Por isso, além de já estar fazendo meu papel de fiscalizar o executivo municipal, eu decidi vir às minhas redes para dividir algumas das denúncias que eu tenho recebido dos colegas profissionais da saúde e das pessoas que precisam do serviço público.

Primeiro, a pandemia já acontecia em outros lugares do mundo e do Brasil. Qualquer equipe técnica de saúde sabia que era questão de tempo até a doença chegar ao Paraná. Então por que não houve antecipação nas medidas que poderiam conter a doença? Por que não foram comprados luvas, máscaras e álcool em gel com antecedência? Por que profissionais da saúde não foram contratados antes do Covid19 chegar a Curitiba?

Enquanto a doença tomava conta de outros países, o prefeito Rafael Greca preferiu terceirizar boa parte das Unidades de Pronto Atendimento. Quem lucrou com a terceirização da saúde? A população, certamente não foi.

As empresas que passaram a gerir as UPAS, contratam funcionários sem concurso público e com direitos trabalhistas reduzidos. Que médico quer trabalhar sem ter seus direitos respeitados? Que médico trabalha no serviço público sem concurso? Sem contar as denúncias de que não existem médicos especializados nestes locais. Quantas foram as mães que denunciaram falta de pediatras para seus filhos nos últimos tempos?

Na semana passada, o prefeito publicou um vídeo em suas redes sociais, onde a secretária de saúde Márcia Huçulak sorri ao seu lado, dizendo que as pessoas não devem ir até as UPAs e que esperem para serem atendidas em casa.

Pelo que fiquei sabendo, eles só esqueceram-se de avisar a equipe destas unidades, que quando recebem ligações, não sabem o que fazer, já que não há médicos suficientes para irem até as residências e para fazerem atendimento individualizado.

Hoje, olhando as redes do prefeito, vi que ele criou a hashtag “#nãovamosperderninguém” e que se vangloria por estar desmontando o carrossel do Passeio Público para conter aglomerações. Bom, do jeito que as coisas andam, fica difícil acreditar que não iremos perder ninguém. Já são quase 30 infectados e um colega médico, que atende na UPA Boqueirão, está na UTI por causa do vírus. Não será o desmonte de um carrossel que irá salvar a sua vida.

Isto sem contar a URBS, que decidiu reduzir uma frota que já coloca seus usuários em uma situação nada confortável de ônibus lotados. Mais uma medida imprudente, que Greca disse que não estava sabendo e que determinou “apuração de responsabilidades”. Bom, você comanda uma equipe e não sabe o que eles fazem? Que espécie de líder você é?

Na educação, enquanto as Universidades fechavam suas portas, a prefeitura insistiu em deixar por mais uma semana os estudantes da rede municipal em aula, colocando em risco suas vidas e de seus pais e professores. É assim que ele trata os “curitibinhas”?

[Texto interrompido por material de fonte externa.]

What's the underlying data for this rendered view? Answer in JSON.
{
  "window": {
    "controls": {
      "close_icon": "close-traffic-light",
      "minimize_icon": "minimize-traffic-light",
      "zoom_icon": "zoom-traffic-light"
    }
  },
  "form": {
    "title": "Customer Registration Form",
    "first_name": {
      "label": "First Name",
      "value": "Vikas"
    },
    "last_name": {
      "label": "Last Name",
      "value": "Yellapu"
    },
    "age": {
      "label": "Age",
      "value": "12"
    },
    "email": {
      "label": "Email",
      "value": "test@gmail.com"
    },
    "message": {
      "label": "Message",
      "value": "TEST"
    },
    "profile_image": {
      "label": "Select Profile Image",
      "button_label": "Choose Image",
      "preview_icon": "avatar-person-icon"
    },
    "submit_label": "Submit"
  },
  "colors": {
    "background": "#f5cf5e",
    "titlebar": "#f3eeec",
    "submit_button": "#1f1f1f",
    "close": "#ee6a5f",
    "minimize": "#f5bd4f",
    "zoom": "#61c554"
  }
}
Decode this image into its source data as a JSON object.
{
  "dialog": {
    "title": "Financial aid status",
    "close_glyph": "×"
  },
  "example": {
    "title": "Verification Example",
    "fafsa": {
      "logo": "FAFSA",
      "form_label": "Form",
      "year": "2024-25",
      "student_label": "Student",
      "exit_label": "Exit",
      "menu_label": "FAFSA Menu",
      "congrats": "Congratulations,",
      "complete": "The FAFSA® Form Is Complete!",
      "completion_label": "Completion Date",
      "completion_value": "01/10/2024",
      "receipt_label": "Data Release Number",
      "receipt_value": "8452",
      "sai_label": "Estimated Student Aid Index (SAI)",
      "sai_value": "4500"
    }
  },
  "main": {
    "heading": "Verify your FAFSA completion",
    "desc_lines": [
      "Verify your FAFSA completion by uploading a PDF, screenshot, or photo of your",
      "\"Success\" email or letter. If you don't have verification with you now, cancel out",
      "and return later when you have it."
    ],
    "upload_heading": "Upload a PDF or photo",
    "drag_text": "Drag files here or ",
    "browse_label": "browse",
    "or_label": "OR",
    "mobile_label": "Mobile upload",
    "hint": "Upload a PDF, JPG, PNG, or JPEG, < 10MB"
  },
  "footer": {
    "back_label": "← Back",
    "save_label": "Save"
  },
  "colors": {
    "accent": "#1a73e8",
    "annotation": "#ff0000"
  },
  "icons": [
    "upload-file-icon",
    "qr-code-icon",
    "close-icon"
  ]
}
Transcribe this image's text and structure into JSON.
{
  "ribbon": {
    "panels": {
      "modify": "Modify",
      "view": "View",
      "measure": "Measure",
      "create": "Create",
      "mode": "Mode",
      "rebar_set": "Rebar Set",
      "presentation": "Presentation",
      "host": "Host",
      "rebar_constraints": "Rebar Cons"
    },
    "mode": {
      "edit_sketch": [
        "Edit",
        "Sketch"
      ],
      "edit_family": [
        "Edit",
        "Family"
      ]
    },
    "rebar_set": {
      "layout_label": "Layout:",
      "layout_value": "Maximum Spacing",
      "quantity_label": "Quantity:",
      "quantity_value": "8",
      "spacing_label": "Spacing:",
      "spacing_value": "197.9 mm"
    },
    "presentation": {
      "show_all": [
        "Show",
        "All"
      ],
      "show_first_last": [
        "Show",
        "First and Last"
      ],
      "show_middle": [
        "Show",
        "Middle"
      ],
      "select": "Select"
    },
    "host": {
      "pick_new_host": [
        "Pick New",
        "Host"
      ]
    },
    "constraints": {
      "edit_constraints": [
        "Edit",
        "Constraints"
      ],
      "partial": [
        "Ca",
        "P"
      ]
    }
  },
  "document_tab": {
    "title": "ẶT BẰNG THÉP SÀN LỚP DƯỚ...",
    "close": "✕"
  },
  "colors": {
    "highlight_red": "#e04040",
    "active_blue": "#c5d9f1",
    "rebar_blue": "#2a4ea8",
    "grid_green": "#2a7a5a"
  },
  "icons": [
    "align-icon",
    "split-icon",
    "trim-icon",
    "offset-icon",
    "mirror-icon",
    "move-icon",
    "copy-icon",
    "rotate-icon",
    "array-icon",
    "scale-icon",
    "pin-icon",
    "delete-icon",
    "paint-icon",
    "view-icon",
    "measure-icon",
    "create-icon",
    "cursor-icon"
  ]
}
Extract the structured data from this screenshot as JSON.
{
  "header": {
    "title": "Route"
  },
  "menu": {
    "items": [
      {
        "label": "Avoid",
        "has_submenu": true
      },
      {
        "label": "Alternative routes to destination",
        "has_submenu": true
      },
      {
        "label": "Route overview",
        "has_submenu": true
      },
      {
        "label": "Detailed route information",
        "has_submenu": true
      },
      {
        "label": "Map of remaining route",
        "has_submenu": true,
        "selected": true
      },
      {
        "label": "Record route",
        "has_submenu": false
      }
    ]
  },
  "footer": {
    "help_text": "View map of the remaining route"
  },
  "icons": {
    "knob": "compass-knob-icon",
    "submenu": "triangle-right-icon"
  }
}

Sobre quem mais precisa e está em situação de vulnerabilidade, as pessoas em situação de rua: a prefeitura diz que tem políticas públicas especiais, mas que políticas são estas? Fiz um pedido de informação oficial na semana passada, ainda sem resposta.

Enquanto isto, em rede estadual, no jornal de maior audiência do Estado, o prefeito chorou ao vivo.

Senhor prefeito, mais responsabilidade: espero que você não precise ligar no número de telefone que tem aconselhado a população a ligar.

Você cidadão, tem dúvidas? Tente falar no 3350 9000 e verá que ele é tão funcional quanto as políticas de saúde da Prefeitura de Curitiba: está sempre ocupado.